The Republican governor said the facility at McCook — a remote city of about 7,000 people in the middle of wide-open prairies between Denver and Omaha — had between 50 and 60 immigrant detainees as of Thursday. The facility should be at capacity — currently 200 — by Thanksgiving, Pillen said.
Work is already set to begin on the second phase of the conversion, which would expand the facility to accommodate another 100 beds for a total of 300, he said.
“I would expect that the second phase will be ready in the first part of the new year,” he said.
The facility had served as the McCook Work Ethic Camp, which had housed around 180 low-level offenders who participated in education, treatment and work programs to help them transition to life outside prison. Prisoners there routinely worked on roads, in parks, county and city offices and even local schools, and the program was often praised by state leaders as a success story for reducing prisoner recidivism.
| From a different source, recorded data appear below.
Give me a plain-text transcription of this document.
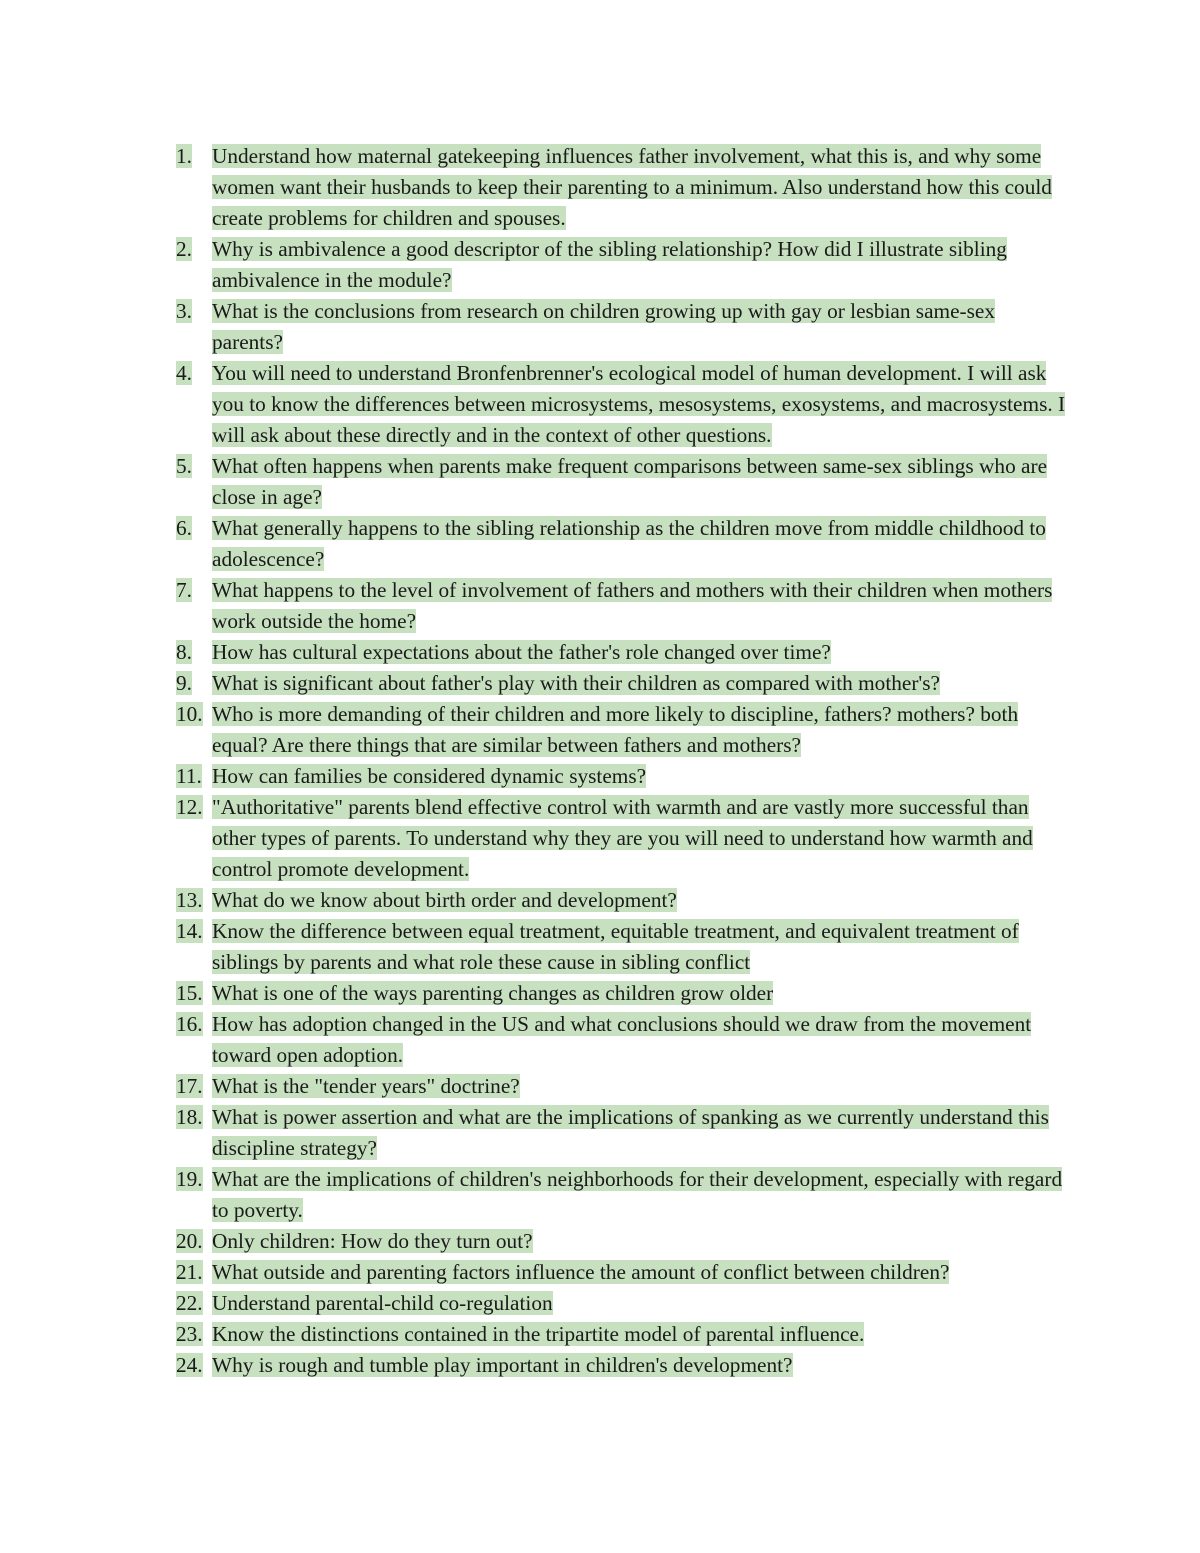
1. Understand how maternal gatekeeping influences father involvement, what this is, and why some women want their husbands to keep their parenting to a minimum. Also understand how this could create problems for children and spouses.
2. Why is ambivalence a good descriptor of the sibling relationship? How did I illustrate sibling ambivalence in the module?
3. What is the conclusions from research on children growing up with gay or lesbian same-sex parents?
4. You will need to understand Bronfenbrenner's ecological model of human development. I will ask you to know the differences between microsystems, mesosystems, exosystems, and macrosystems. I will ask about these directly and in the context of other questions.
5. What often happens when parents make frequent comparisons between same-sex siblings who are close in age?
6. What generally happens to the sibling relationship as the children move from middle childhood to adolescence?
7. What happens to the level of involvement of fathers and mothers with their children when mothers work outside the home?
8. How has cultural expectations about the father's role changed over time?
9. What is significant about father's play with their children as compared with mother's?
10. Who is more demanding of their children and more likely to discipline, fathers? mothers? both equal? Are there things that are similar between fathers and mothers?
11. How can families be considered dynamic systems?
12. "Authoritative" parents blend effective control with warmth and are vastly more successful than other types of parents. To understand why they are you will need to understand how warmth and control promote development.
13. What do we know about birth order and development?
14. Know the difference between equal treatment, equitable treatment, and equivalent treatment of siblings by parents and what role these cause in sibling conflict
15. What is one of the ways parenting changes as children grow older
16. How has adoption changed in the US and what conclusions should we draw from the movement toward open adoption.
17. What is the "tender years" doctrine?
18. What is power assertion and what are the implications of spanking as we currently understand this discipline strategy?
19. What are the implications of children's neighborhoods for their development, especially with regard to poverty.
20. Only children: How do they turn out?
21. What outside and parenting factors influence the amount of conflict between children?
22. Understand parental-child co-regulation
23. Know the distinctions contained in the tripartite model of parental influence.
24. Why is rough and tumble play important in children's development?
Those low-level offenders have been moved out of the McCook prison. Several were paroled, placed on probation or simply released, but the majority were sent to other facilities, including more than 100 sent to community corrections in Omaha and Lincoln. Dozens of others were sent to other state prisons.
McCook is about 210 miles (338 kilometers) west of Lincoln, the state capital.
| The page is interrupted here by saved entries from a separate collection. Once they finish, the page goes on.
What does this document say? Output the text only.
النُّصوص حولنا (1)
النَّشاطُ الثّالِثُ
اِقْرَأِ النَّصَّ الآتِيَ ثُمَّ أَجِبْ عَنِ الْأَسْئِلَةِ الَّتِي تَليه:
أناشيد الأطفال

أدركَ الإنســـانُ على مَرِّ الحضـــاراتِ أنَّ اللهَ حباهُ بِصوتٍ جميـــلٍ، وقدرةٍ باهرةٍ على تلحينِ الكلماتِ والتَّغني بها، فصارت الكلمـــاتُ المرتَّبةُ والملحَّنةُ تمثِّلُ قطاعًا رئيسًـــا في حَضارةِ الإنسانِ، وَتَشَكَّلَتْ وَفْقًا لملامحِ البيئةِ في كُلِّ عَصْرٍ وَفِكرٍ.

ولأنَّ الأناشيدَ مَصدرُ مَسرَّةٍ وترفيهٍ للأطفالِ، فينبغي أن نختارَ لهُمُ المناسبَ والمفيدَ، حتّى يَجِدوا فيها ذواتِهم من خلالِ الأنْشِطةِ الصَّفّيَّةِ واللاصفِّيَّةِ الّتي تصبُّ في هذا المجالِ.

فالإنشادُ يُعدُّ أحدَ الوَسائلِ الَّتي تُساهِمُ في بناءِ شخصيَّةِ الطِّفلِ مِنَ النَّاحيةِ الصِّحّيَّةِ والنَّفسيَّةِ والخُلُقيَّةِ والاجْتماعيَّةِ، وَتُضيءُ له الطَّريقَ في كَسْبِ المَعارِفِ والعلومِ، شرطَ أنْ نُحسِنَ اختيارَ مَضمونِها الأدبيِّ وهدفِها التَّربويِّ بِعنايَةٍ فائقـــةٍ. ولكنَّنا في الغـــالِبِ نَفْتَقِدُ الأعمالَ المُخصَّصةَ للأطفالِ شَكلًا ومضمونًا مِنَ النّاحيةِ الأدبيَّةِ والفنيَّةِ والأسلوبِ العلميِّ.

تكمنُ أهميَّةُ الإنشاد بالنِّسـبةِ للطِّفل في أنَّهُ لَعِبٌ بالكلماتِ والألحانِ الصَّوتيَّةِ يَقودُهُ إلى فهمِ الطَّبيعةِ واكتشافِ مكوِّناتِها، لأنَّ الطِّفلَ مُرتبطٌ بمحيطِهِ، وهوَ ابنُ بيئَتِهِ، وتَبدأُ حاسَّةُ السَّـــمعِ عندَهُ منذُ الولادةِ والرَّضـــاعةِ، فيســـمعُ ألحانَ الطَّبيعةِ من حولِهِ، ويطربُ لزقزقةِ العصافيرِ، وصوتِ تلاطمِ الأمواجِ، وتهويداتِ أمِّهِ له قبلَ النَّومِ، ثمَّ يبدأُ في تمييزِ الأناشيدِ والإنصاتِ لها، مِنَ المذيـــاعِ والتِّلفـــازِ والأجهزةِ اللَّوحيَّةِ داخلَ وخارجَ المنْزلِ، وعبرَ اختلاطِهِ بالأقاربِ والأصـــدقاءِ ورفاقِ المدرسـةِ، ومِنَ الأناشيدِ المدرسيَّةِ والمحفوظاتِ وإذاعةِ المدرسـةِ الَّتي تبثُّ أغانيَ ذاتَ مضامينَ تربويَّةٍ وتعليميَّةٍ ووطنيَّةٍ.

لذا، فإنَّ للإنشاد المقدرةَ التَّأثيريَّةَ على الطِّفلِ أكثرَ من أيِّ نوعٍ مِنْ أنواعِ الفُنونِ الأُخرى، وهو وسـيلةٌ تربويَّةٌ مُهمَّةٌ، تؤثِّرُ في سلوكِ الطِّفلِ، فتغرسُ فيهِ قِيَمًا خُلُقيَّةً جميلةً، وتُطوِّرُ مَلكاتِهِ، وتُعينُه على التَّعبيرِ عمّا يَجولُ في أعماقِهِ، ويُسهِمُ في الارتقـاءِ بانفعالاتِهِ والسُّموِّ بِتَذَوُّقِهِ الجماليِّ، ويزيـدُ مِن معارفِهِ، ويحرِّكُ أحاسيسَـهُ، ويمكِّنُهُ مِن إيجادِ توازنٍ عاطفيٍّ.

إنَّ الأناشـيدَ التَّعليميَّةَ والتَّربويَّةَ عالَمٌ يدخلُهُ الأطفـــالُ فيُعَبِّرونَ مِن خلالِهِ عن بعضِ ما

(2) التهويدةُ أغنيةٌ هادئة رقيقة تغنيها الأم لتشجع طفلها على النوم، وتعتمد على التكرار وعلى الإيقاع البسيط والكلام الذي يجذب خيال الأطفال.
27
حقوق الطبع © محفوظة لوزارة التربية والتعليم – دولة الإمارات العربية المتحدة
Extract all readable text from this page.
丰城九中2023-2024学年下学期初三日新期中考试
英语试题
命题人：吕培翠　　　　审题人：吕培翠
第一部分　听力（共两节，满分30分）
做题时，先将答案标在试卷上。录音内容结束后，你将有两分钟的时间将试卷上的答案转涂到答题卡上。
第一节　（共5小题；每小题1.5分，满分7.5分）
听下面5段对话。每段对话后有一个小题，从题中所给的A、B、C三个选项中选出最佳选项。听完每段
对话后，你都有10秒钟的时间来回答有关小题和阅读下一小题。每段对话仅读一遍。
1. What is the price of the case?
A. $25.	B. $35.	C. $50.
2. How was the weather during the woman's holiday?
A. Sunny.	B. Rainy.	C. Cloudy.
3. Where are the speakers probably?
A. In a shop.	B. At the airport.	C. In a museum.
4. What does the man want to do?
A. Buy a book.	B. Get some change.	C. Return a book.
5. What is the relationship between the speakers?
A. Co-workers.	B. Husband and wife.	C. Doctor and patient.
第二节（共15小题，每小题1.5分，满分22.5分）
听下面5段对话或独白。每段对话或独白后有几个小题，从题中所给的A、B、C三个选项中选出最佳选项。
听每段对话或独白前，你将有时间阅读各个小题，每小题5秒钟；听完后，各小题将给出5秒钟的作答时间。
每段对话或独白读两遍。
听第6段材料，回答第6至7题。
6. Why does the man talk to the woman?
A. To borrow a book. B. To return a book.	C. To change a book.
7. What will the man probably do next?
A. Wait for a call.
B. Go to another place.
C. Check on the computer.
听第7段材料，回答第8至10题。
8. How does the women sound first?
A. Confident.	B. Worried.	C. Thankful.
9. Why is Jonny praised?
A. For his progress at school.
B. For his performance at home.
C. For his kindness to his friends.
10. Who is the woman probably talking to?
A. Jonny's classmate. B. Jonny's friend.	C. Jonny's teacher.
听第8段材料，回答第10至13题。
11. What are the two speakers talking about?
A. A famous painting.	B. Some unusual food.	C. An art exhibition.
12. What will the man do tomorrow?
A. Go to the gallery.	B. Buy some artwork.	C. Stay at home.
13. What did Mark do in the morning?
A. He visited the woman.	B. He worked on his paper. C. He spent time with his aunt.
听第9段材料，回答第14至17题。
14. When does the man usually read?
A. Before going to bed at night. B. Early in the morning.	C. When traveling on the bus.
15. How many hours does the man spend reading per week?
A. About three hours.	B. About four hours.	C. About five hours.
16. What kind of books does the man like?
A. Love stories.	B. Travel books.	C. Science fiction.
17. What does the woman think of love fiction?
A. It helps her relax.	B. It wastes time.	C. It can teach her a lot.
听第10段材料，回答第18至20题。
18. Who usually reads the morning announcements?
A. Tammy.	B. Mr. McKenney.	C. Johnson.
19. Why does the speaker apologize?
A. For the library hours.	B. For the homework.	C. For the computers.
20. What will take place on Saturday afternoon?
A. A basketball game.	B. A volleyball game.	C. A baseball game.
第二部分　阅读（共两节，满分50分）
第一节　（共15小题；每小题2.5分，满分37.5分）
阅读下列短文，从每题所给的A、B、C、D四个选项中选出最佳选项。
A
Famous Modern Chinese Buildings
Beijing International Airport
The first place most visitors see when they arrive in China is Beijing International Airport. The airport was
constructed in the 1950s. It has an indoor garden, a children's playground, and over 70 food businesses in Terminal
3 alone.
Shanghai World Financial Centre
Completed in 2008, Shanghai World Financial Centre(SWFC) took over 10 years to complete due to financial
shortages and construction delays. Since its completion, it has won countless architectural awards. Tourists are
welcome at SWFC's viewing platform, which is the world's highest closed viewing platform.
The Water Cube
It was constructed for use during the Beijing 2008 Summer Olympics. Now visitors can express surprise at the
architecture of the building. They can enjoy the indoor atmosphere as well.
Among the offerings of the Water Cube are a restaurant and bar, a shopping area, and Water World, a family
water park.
McCook officials and residents were taken by surprise when Pillen announced in August that he was handing the prison over for use by federal authorities as part of President Donald Trump’s sweeping crackdown on immigration.
Nebraska and U.S. Department of Homeland Security officials have dubbed the facility the “ Cornhusker Clink,” a play on Nebraska’s nickname of the Cornhusker State and an old slang term for jail. The alliterative name follows in the vein of the previously announced “ Alligator Alcatraz ” and “Deportation Depot” detention centers in Florida and the “ Speedway Slammer ” in Indiana.
Some Nebraska lawmakers have complained that Pillen, a Republican, acted rashly, noting that the state’s prison system is already one of the nation’s most overcrowded and perpetually understaffed.
To that end, former state Sen. DiAnna Schimek and thirteen other McCook residents have sued Pillen and the director of the state prison system, saying only the Legislature has the constitutional authority to control or manage state prisons or repurpose the use of public buildings.
The lawsuit, filed in state court on the residents' behalf by nonprofit legal advocacy group Nebraska Appleseed, had sought a temporary injunction to stop the conversion of the McCook prison while the case plays out, but a judge rejected that motion last month. Likewise, the judge also rejected Pillen's motion to dismiss the case.
Nearly 60,000 people were being held in immigration detention by mid-September — a 51% increase since January, according to the nonprofit Transactional Records Access Clearinghouse.
About 70% of those detained have no criminal record, TRAC says. Many others have convictions for offenses as minor as a traffic violation.